Turnbull W H, Leeds A R, Edwards D G
Department of Nutrition and Dietetics, King's College London, University of London, UK.
Am J Clin Nutr. 1992 Feb;55(2):415-9. doi: 10.1093/ajcn/55.2.415.
Mycoprotein is a food produced by continuous fermentation of Fusarium graminearum (Schwabe). A previous metabolic study showed that mycoprotein decreased total and low-density-lipoprotein (LDL) cholesterol and increased high-density-lipoprotein (HDL) cholesterol. This study was undertaken to determine the effects of mycoprotein under free-living conditions. Two groups of subjects with slightly raised cholesterol concentrations participated in the 8-wk study. The experimental group was fed cookies containing mycoprotein and the control group was fed a nutrient-balanced cookie without mycoprotein. After 8 wk of treatment total cholesterol was reduced by 0.46 mmol/L in the control group and 0.95 mmol/L in the mycoprotein group, and LDL was reduced by 0.34 mmol/L in the control group and 0.84 mmol/L in the mycoprotein group. All analysis of variance differences were statistically significant. This study confirms the metabolic-study results and we are now relatively confident that mycoprotein exerts a beneficial effect on blood lipids.

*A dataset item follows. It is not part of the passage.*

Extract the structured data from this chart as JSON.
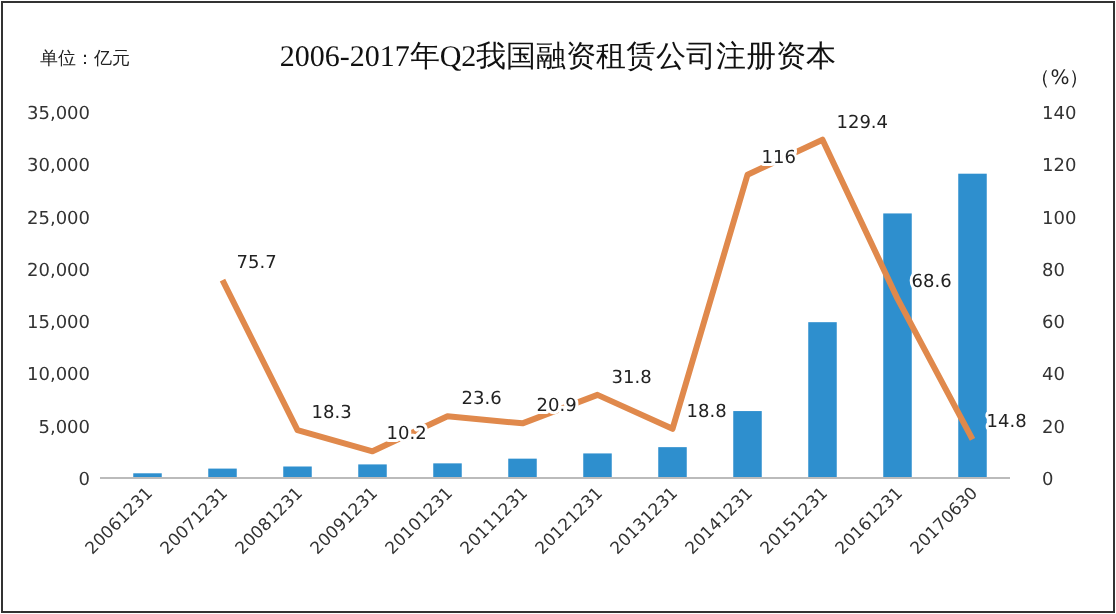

真菌蛋白是由禾谷镰刀菌(施瓦贝)连续发酵生产的一种食物。之前的一项代谢研究表明,真菌蛋白可降低总胆固醇和低密度脂蛋白(LDL)胆固醇水平,并提高高密度脂蛋白(HDL)胆固醇水平。本研究旨在确定在自由生活条件下真菌蛋白的作用。两组胆固醇浓度略有升高的受试者参与了这项为期8周的研究。实验组食用含有真菌蛋白的饼干,对照组食用不含真菌蛋白的营养均衡饼干。治疗8周后,对照组的总胆固醇降低了0.46 mmol/L,真菌蛋白组降低了0.95 mmol/L;对照组的LDL降低了0.34 mmol/L,真菌蛋白组降低了0.84 mmol/L。所有方差分析差异均具有统计学意义。本研究证实了代谢研究的结果,我们现在相对确信真菌蛋白对血脂有有益作用。